Qu’est-ce que l’empreinte carbone ?


décembre 2018
L’équivalent carbone est une unité de mesure permettant de quantifier l’impact d’une activité ou d’un objet sur le climat. Le dioxyde de carbone a été choisi comme étalon parce qu’il est le principal gaz à effet de serre. Cet indicateur a été adopté dans le monde entier. La mesure de l’empreinte carbone d’un objet inclut les matières premières utilisées, la fabrication, l’acheminement, la distribution, l’utilisation les déchets générés. Exemples (approximatifs car l’empreinte dépend aussi de l’utilisation, de la durée, du conditionnement…) : Smartphone : environ 20 kg de CO2. Micro-onde : 15 kg. Réfrigérateur 250 l : environ 35 kg. Ecran d’ordinateur : environ 40 kg. Ordinateur fixe : de 29 à 66 kg. Télévision: 47 à 55 kg. 1 m3 d’eau utilisée : 0,04 tonne de CO2 10 kg de déchet : 0,01 tonne. 1 kg de poulet 3,6 kg de CO2. 1 kg de porc 11,2 kg. 1 kg de viande bœuf 28,1 kg. 1 kg de fruits et légumes 650 g.
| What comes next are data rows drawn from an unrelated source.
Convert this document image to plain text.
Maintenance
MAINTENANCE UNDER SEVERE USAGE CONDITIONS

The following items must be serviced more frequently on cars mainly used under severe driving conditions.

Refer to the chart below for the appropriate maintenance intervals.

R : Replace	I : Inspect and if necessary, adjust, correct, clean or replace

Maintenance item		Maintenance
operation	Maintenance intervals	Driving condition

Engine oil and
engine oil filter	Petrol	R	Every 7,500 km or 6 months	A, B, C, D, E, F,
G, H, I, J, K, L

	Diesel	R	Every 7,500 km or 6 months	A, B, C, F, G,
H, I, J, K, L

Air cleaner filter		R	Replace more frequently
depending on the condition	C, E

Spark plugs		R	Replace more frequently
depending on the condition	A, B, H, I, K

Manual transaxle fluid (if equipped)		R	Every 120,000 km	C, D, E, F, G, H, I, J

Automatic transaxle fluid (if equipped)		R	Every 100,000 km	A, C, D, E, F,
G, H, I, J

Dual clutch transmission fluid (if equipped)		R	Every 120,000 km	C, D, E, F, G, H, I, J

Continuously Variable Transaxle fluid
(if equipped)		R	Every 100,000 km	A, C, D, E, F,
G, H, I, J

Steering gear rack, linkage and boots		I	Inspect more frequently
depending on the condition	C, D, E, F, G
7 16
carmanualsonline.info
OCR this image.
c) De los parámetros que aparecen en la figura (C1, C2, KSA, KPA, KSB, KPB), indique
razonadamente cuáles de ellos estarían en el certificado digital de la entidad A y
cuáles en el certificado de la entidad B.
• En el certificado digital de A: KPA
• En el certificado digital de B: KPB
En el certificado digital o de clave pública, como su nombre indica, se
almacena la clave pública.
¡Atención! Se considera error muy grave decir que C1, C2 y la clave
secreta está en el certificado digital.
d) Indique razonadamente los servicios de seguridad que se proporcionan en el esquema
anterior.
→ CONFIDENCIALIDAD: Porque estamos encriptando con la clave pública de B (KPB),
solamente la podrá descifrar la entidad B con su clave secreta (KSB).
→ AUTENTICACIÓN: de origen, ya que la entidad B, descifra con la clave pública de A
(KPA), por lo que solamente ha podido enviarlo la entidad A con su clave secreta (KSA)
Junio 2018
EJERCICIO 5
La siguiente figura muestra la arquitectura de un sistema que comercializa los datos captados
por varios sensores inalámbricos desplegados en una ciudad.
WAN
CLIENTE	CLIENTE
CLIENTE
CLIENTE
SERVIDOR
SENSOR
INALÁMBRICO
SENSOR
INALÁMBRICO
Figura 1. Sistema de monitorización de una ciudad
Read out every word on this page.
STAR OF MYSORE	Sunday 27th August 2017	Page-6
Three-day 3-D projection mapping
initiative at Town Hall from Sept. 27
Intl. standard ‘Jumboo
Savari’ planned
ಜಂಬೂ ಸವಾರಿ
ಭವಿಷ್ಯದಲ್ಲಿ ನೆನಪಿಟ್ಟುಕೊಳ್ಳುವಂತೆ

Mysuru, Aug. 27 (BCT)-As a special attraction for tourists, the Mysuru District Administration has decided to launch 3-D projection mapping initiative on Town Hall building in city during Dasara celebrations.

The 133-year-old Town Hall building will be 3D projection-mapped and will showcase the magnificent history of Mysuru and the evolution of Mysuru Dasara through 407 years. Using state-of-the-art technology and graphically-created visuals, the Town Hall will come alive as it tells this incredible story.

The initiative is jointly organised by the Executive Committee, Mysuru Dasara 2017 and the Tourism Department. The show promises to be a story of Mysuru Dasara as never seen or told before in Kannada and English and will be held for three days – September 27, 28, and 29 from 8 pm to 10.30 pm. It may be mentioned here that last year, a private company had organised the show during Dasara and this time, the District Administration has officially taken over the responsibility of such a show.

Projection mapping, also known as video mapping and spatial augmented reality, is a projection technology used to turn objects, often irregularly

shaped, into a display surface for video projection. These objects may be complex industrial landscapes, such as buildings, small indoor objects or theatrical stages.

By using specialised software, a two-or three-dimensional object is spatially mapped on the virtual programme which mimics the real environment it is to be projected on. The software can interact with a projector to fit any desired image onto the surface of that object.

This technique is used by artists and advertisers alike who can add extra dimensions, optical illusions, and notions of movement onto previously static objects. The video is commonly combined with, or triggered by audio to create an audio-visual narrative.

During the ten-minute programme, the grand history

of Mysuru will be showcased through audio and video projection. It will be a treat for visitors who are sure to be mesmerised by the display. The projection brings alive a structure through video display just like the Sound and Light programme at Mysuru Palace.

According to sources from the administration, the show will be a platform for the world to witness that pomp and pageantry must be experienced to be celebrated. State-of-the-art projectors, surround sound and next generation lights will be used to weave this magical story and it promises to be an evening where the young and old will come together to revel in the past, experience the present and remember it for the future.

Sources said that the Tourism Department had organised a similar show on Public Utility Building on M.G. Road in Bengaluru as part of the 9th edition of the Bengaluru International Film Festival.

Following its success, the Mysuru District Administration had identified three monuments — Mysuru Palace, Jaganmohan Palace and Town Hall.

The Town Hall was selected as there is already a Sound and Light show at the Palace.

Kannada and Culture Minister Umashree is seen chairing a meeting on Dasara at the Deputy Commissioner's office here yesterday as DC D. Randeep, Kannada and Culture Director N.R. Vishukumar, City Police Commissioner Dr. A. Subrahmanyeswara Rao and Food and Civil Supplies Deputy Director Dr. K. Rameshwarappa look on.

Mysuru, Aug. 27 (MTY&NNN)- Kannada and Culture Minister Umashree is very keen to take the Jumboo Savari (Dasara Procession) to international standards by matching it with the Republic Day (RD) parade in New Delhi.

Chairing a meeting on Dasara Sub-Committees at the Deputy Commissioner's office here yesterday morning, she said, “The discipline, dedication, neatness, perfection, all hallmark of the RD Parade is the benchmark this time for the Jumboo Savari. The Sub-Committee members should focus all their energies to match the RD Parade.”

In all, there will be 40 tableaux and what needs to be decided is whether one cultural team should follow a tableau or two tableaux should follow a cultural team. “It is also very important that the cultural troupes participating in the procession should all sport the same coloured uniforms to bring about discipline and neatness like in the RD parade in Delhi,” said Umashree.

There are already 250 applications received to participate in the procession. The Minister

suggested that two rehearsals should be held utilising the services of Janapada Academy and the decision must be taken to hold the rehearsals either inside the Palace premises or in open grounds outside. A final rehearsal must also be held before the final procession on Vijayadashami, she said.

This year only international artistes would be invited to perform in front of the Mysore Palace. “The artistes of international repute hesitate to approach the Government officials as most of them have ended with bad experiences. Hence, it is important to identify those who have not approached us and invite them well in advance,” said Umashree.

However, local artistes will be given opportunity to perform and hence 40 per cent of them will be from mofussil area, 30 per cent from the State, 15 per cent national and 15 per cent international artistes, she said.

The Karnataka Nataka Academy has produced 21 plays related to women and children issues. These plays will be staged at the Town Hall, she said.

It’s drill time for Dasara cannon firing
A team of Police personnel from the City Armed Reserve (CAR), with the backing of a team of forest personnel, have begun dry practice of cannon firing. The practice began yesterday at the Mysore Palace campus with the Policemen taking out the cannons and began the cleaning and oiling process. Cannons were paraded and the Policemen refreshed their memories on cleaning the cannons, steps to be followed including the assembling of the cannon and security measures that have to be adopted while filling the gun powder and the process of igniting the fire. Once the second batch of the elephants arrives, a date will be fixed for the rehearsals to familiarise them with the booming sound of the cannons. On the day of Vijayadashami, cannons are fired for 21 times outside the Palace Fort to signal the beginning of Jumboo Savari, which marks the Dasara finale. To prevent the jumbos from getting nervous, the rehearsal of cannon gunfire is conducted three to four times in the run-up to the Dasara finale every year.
Transports et empreinte carbone


décembre 2018
De manière générale, le logement, le transport et l’alimentation génèrent les ¾ de l’empreinte carbone des particuliers. Le cas du transport est compliqué. Difficile de donner des chiffres tant ils varient d’une source à l’autre et d'un mode de calcul à l'autre. Ce dernier dépend de nombreux paramètres tels que le carburant, la distance (une voiture consomme beaucoup plus au démarrage), le nombre de passagers, la spécificité du véhicule. Mais tous sont unanimes en ce qui concerne le classement qui placent le ferry, l’avion et la voiture (avec la palme aux 4x4) comme de très gros producteurs de CO2. A l’opposé, le train et notamment le TGV sont de très loin les moins responsables d’émissions. A la limite peu importe. La question est désormais moins celle du choix des moyens de transport que de leur diminution.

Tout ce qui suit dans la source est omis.